Clinical Pearls & Morning Reports
Published April 1, 2020
A randomized trial by Lau et al. assessed whether endoscopy performed within 6 hours after gastroenterologic consultation, as compared with endoscopy performed between 6 and 24 hours after consultation, improved outcomes among patients in stable condition who were hospitalized with acute upper gastrointestinal bleeding and who were assessed as having a high risk of further bleeding and death. Read the NEJM Original Article here.
Q: What is the Glasgow–Blatchford score?
A: Patients with a Glasgow–Blatchford score of 12 or higher were eligible for enrollment in the trial by Lau et al. The Glasgow–Blatchford score is a validated risk-assessment score for the prediction of clinical outcomes in patients with acute upper gastrointestinal bleeding, including the need for interventions and the risk of death (scores range from 0 to 23, with higher scores indicating a higher risk of further bleeding or death). The Glasgow–Blatchford score is based on the systolic blood pressure, pulse rate, hemoglobin and serum urea levels at admission, whether the patient presented with melena or syncope, and the presence or absence of hepatic disease or cardiac failure.
Q: Have prior studies addressed whether urgent endoscopy decreases mortality in stable patients with acute upper gastrointestinal bleeding?

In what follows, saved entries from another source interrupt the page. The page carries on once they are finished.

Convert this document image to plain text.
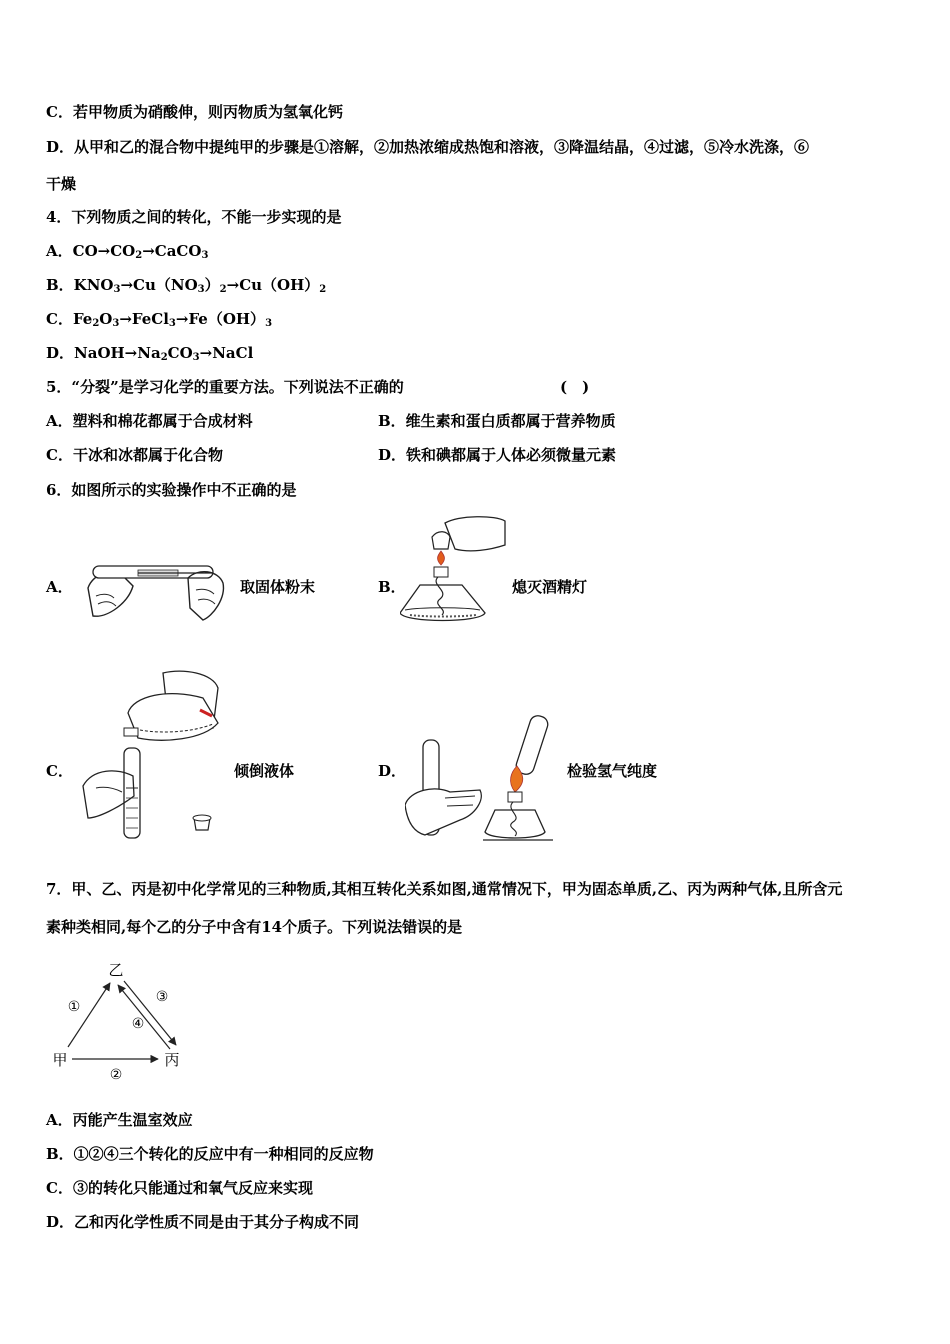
C．若甲物质为硝酸伸，则丙物质为氢氧化钙
D．从甲和乙的混合物中提纯甲的步骤是①溶解，②加热浓缩成热饱和溶液，③降温结晶，④过滤，⑤冷水洗涤，⑥
干燥
4．下列物质之间的转化，不能一步实现的是
A．$CO\to CO_2\to CaCO_3$
B．$KNO_3\to Cu(NO_3)_2\to Cu(OH)_2$
C．$Fe_2O_3\to FeCl_3\to Fe(OH)_3$
D．$NaOH\to Na_2CO_3\to NaCl$
5．“分裂”是学习化学的重要方法。下列说法不正确的	(　)
A．塑料和棉花都属于合成材料	B．维生素和蛋白质都属于营养物质
C．干冰和冰都属于化合物	D．铁和碘都属于人体必须微量元素
6．如图所示的实验操作中不正确的是
A．	取固体粉末	B．	熄灭酒精灯
C．	倾倒液体	D．	检验氢气纯度
7．甲、乙、丙是初中化学常见的三种物质,其相互转化关系如图,通常情况下，甲为固态单质,乙、丙为两种气体,且所含元
素种类相同,每个乙的分子中含有14个质子。下列说法错误的是
乙
甲	丙
①
②
③
④
A．丙能产生温室效应
B．①②④三个转化的反应中有一种相同的反应物
C．③的转化只能通过和氧气反应来实现
D．乙和丙化学性质不同是由于其分子构成不同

A: Many observational studies, three randomized, controlled trials, and two systematic reviews have shown that urgent endoscopy (the definitions of which have varied among studies, ranging from within 2 hours to within 12 hours after presentation) in unselected patients with acute upper gastrointestinal bleeding did not decrease mortality. The three randomized trials were not designed to focus on patients at high risk for further bleeding or death and did not report an assessment of patients’ risk.

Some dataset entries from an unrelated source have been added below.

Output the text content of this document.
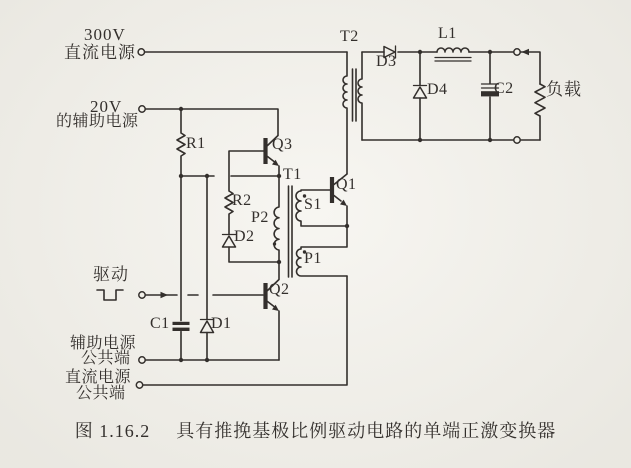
300V
直流电源
20V
的辅助电源
驱动
辅助电源
公共端
直流电源
公共端
负载
R1	Q3
T1
R2
P2
D2
S1
P1
Q1
Q2
C1	D1
T2
D3
L1
D4	C2
图 1.16.2 具有推挽基极比例驱动电路的单端正激变换器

A: Lau et al. found that, as compared with endoscopy performed within 24 hours after gastroenterologic consultation, endoscopy performed within 6 hours after consultation did not lead to lower mortality or a lower incidence of further bleeding. A total of 23 patients (8.9%) in the urgent-endoscopy group and 17 (6.6%) in the early-endoscopy group died (hazard ratio, 1.35; 95% CI, 0.72 to 2.54, P=0.34). Further bleeding within 30 days occurred in 28 patients (10.9%) in the urgent-endoscopy group and 20 patients (7.8%) in the early-endoscopy group (hazard ratio, 1.46; 95% CI, 0.83 to 2.58). The duration of hospitalization did not differ between the urgent-endoscopy group and the early-endoscopy group, and the two groups were similar in the number of patients who were admitted to the intensive care unit, the percentage of patients who received a transfusion, and the mean number of units of packed red cells received by transfusion.

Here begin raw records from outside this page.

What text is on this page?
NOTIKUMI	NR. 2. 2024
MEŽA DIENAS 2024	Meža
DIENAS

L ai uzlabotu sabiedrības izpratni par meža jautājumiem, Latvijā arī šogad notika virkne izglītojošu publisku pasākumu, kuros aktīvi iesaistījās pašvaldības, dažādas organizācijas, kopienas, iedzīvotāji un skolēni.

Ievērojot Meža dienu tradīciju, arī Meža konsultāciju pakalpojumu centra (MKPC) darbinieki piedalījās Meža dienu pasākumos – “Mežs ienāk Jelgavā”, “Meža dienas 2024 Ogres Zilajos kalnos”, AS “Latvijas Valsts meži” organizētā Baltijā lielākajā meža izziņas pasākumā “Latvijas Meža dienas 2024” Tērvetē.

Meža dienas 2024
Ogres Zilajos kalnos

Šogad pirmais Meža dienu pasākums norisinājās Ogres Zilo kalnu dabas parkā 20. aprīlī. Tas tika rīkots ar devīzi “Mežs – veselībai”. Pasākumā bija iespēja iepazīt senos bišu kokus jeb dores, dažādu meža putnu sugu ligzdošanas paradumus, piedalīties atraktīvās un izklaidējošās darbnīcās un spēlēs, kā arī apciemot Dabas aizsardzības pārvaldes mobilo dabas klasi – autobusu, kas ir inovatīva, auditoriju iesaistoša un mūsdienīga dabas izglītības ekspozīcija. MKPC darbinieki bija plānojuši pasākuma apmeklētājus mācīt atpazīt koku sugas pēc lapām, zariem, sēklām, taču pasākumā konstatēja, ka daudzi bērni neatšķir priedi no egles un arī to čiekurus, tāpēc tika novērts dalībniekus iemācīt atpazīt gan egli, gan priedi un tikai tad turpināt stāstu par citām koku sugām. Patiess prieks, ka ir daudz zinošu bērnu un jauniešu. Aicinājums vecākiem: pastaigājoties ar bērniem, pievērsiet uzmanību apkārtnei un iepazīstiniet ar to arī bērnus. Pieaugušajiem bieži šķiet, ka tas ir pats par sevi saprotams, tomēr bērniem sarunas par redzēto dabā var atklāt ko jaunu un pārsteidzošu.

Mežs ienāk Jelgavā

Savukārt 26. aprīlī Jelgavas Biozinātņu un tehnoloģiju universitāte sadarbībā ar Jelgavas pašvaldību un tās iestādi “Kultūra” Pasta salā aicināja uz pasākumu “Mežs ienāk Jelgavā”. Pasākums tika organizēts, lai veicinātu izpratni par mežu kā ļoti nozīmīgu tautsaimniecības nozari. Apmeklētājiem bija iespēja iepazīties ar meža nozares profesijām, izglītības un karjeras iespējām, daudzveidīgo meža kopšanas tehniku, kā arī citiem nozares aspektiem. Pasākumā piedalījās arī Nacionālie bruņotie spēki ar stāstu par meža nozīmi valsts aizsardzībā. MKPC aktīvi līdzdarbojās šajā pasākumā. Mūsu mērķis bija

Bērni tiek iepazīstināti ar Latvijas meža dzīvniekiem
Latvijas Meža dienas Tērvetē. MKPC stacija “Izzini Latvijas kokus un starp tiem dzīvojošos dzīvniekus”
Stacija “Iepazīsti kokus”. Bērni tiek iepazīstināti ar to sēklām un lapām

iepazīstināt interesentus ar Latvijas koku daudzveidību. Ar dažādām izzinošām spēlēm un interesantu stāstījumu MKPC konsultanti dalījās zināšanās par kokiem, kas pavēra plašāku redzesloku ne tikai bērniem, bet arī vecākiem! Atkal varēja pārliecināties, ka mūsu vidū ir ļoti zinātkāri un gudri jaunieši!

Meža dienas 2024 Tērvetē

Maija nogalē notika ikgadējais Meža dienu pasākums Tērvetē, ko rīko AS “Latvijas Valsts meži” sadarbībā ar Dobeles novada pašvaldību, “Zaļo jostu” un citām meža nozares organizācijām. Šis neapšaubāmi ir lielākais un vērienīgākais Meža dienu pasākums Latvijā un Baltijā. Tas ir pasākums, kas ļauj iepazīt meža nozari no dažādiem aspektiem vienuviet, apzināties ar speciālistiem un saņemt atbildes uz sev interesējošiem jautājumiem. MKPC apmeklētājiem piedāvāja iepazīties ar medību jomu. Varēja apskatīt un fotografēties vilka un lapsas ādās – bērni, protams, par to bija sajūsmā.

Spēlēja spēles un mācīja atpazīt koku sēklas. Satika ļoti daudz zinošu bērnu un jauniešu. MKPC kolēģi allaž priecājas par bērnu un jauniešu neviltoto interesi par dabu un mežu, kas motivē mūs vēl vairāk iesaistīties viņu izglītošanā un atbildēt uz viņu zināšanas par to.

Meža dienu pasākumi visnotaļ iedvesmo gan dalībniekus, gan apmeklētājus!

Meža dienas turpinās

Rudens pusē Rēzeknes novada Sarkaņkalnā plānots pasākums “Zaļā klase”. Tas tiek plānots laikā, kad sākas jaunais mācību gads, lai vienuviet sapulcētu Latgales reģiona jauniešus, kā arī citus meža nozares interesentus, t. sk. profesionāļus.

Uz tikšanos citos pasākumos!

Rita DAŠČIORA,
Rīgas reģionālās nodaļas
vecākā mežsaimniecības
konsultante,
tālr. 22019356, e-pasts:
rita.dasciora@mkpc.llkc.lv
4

A: Although the trial enrolled patients who were predicted to be at high risk for further bleeding and death, the authors excluded patients who had persistent hypotensive shock despite undergoing resuscitation. Thus, the results are not generalizable to patients with ongoing bleeding and hypotensive shock, who require urgent intervention. In addition, trial hospitals offered around-the-clock endoscopy service with a fellow and a senior endoscopist. The results are not generalizable to hospitals that do not have such support. Finally, the proportion of patients with variceal bleeding in the trial cohort was small. Trial findings may not be applicable in localities with a high prevalence of esophagogastric varices.